Banyak pertanyaan di kepala seorang muslimah, banyak dialog hati sebelum memutuskan menerima calon yang melamar.
- Tentang usia -- bukan perbedaan usia yang matters, tapi seberapa dewasa dia? seberapa siap dia ditempa ujian? ini penting!
- Penghasilan tak seberapa -- Pekerjaan/penghasilannya kini tak mencerminkan masa depannya. Alih-alih melihat penghasilan, saya akan mencoba melihat apakah dia gigih berusaha? apa dia pribadi yang rajin, ulet, teguh?
- Bagaimana dia memperlakukan saya setelah menikah? -- Bisa diamati lewat bagaimana dia memperlakukan Ibunya.
- Bagaimana pembelaannya terhadap umat? -- Saya ajukan syarat jika dia bersedia mengifakkan sebagian waktu saya yang menjadi miliknya, untuk umat.
Kriteria lain saat memutuskan menerima pasangan hidup, apakah dia mempunyai impian besar dalam hidupnya.
Dalam pernikahan bukan kata cinta setiap hari yang kita butuhkan, akan tetapi bagaimana membuat kita merasa dicintai setiap hari.
Istri dan anak-anak membutuhkan lelaki yang pandai mengelola waktu dan kokoh dalam memproses impian keluarga.
Istri membutuhkan seseorang bukan yang selalu mengiyakan tetapi yang bisa membantu saya membuat keputusan.
Suami adalah calon orang tua dari anak-anakmu. Bisakah melihat figurnya sebagai ayah? Ini penting!
Menikah bukan persoalan ingin. Menjadikan oernikahan media ibadah yang menguatkan pasangan juga anak-anak ke jalan-Nya perlu kesiapan.

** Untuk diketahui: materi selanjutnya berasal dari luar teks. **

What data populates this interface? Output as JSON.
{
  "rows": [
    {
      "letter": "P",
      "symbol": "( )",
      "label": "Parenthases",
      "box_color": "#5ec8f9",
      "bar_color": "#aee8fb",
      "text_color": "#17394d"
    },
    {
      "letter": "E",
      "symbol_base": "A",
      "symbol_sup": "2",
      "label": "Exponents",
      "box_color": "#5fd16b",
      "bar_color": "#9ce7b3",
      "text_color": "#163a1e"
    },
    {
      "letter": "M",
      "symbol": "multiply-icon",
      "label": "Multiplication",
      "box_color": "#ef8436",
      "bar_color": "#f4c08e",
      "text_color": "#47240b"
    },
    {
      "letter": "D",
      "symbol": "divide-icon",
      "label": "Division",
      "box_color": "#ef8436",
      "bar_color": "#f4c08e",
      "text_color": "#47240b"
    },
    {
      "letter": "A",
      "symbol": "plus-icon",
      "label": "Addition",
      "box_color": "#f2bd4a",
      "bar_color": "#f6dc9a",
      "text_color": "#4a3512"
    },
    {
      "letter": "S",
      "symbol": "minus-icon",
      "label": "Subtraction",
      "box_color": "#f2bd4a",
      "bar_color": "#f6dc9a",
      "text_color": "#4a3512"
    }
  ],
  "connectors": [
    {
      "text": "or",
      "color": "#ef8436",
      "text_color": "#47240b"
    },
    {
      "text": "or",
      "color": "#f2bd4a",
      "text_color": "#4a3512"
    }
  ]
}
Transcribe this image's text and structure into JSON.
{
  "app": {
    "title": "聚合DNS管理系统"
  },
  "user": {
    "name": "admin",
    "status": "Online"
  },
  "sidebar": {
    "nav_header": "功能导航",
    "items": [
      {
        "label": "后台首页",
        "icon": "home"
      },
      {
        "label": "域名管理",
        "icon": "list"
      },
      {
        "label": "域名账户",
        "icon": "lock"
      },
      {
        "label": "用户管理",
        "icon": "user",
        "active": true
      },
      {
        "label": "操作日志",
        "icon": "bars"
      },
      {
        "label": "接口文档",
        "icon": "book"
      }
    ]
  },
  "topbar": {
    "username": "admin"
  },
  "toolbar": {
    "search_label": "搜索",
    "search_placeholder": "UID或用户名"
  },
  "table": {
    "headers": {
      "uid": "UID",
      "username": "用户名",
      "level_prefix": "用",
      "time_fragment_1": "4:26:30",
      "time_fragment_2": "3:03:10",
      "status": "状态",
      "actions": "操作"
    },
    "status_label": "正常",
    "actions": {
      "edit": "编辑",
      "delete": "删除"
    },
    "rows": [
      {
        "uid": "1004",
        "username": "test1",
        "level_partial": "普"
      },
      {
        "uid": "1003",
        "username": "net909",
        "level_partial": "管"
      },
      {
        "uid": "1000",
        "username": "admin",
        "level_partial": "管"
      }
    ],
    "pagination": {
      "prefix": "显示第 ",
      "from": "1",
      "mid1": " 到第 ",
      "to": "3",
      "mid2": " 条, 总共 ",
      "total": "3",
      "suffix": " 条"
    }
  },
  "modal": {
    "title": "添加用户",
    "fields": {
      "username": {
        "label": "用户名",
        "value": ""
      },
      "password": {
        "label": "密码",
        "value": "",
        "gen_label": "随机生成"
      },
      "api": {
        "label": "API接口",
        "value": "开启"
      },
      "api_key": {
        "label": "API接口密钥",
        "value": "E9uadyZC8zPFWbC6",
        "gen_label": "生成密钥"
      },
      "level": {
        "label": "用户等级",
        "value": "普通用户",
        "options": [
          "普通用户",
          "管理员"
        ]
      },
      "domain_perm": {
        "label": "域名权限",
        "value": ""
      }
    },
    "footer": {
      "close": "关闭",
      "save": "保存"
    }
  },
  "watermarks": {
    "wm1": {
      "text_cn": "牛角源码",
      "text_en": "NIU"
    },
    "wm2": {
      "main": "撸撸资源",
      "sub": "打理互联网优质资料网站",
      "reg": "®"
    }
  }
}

Jika seseorang itu belum dihadirkan, jangan pasif. Tapi juga jangan agresif mengejar. Tapi agresif untuk membuat diri makin layak di sisi-Nya. Orang yang baik akan mendapatkan orang yang baik pula.
Kenali calonmu dengan caranya membuat excuse. Alasan/dalih itu penyakit. Tidak sehat untuk diri dan tidak sehat untuk keluarganya.